Kenny Shedd

No. 81, 84, 19
- Position: Wide receiver

Personal information
- Born: February 14, 1971 (age 55) Davenport, Iowa, U.S.
- Listed height: 5 ft 10 in (1.78 m)
- Listed weight: 165 lb (75 kg)

Career information
- High school: West (Davenport)
- College: Northern Iowa
- NFL draft: 1993 (5th round, 129th overall pick)

Career history
- New York Jets (1993-1994); Chicago Bears (1994); Barcelona Dragons (1996); Oakland Raiders (1996–1999); Washington Redskins (2000);

Career NFL statistics
- Receptions: 16
- Receiving yards: 252
- Receiving touchdowns: 1
- Stats at Pro Football Reference

= Kenny Shedd =

American football player (born 1971)

Kendrick Dwayne Shedd (born February 14, 1971) is an American former professional football player who was a wide receiver in the National Football League (NFL)for the New York Jets, Chicago Bears, Oakland Raiders and Washington Redskins.

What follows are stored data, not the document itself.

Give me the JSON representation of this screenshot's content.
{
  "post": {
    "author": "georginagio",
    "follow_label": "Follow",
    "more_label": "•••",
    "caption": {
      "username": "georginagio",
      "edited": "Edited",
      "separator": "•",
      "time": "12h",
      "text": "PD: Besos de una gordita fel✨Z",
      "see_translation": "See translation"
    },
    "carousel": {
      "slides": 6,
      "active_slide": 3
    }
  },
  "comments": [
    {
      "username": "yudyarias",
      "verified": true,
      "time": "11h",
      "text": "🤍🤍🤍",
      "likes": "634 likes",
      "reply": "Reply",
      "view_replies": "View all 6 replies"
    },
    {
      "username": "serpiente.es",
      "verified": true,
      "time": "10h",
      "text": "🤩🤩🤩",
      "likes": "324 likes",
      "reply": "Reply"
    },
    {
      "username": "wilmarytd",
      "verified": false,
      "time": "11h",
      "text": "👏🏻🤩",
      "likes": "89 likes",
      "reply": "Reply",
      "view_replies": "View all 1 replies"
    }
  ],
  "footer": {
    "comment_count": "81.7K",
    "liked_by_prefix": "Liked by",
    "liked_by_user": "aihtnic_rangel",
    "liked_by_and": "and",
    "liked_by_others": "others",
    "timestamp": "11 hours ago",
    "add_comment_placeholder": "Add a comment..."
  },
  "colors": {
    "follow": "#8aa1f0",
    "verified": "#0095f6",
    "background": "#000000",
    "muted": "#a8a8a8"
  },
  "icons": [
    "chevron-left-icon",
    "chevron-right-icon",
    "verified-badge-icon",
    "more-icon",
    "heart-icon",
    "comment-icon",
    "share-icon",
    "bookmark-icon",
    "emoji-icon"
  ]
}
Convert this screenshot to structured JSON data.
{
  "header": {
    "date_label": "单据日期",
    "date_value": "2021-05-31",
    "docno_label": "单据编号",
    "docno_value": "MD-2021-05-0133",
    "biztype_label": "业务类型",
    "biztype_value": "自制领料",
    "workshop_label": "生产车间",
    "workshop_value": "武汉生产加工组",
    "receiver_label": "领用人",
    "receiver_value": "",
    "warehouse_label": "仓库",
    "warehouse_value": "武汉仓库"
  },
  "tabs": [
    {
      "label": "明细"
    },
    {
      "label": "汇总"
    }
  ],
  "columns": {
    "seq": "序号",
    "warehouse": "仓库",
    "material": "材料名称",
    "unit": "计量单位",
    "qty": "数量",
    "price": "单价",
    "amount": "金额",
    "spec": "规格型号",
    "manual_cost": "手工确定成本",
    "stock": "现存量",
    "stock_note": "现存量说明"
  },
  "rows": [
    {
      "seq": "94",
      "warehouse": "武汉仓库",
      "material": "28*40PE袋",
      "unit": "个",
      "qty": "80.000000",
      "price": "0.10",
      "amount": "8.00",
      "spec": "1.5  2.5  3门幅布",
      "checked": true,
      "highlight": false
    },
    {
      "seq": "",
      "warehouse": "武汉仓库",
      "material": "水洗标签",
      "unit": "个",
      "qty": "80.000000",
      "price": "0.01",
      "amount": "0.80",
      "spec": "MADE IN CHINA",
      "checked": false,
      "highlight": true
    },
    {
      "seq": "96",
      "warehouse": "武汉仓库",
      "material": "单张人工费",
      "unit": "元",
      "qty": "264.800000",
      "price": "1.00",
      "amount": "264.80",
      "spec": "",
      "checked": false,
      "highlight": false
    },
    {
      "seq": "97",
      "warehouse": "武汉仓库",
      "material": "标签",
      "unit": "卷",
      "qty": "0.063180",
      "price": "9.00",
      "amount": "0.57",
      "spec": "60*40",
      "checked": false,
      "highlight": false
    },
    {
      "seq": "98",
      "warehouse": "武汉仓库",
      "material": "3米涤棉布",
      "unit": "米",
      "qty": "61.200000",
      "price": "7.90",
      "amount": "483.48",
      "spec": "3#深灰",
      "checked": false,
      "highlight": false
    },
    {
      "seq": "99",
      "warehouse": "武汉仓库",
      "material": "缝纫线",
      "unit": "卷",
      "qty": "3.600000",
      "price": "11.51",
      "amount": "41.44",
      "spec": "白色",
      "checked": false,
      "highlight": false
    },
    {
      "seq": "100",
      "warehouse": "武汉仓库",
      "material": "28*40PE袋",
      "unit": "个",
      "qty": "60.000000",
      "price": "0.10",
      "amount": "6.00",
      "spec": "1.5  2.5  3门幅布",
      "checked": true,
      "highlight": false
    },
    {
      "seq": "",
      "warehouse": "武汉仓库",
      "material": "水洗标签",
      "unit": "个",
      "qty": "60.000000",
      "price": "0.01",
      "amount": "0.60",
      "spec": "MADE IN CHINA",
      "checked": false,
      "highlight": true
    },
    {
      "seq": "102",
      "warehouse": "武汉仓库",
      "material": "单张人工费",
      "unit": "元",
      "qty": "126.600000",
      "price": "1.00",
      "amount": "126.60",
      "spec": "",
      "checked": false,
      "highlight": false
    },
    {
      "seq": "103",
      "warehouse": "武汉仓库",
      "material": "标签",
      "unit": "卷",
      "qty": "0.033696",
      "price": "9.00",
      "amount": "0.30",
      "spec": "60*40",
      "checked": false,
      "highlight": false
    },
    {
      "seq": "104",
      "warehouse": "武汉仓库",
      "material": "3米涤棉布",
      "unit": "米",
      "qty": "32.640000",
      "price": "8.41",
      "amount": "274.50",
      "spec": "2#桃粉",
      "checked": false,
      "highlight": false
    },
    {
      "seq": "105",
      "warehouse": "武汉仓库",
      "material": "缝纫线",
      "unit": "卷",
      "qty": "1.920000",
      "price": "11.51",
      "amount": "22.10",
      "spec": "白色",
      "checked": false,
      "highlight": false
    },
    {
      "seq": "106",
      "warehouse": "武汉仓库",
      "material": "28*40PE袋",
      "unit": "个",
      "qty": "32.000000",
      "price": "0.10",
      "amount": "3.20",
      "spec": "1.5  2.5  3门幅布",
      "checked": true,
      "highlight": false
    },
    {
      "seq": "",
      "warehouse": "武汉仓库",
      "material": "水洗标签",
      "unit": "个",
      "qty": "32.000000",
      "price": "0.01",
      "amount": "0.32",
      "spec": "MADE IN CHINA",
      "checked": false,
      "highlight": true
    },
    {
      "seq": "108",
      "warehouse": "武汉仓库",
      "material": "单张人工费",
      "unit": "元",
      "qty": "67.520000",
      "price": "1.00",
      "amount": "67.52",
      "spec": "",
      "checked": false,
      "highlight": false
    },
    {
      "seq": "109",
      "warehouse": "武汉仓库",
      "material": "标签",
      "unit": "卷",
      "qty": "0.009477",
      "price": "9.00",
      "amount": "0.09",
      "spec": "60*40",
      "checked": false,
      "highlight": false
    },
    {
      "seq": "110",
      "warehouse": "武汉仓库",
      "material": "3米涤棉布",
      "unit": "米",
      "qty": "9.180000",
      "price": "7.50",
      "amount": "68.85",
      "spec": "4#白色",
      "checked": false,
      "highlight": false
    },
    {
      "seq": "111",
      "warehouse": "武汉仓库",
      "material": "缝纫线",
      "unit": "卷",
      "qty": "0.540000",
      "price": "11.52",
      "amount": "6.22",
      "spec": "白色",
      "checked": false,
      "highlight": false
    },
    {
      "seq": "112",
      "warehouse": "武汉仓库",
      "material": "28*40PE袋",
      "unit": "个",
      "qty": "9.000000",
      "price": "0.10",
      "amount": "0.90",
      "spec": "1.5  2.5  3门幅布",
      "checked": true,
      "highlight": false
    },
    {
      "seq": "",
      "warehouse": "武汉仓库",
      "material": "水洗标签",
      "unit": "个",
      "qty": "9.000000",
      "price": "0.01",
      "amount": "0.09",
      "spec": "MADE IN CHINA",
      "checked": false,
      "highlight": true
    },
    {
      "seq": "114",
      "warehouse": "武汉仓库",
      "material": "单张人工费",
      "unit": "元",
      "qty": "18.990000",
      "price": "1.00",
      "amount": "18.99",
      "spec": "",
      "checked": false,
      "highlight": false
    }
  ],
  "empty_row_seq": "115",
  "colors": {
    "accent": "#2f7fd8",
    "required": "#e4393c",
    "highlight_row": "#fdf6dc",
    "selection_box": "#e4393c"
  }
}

He was selected 129th overall in the fifth round of the 1993 NFL draft by the Jets. He also played a season in 1996 on the Barcelona Dragons in the World League of American Football. He played college football for the Northern Iowa Panthers. In 2009, he was named in a tribute for alumni from the Missouri Valley Football Conference who have played in the NFL, as part of the “All-Select NFL Team."

Shedd graduated from the Police Academy in 2002 and currently works in law enforcement in San Leandro, California. He is also related to Picasso Nelson.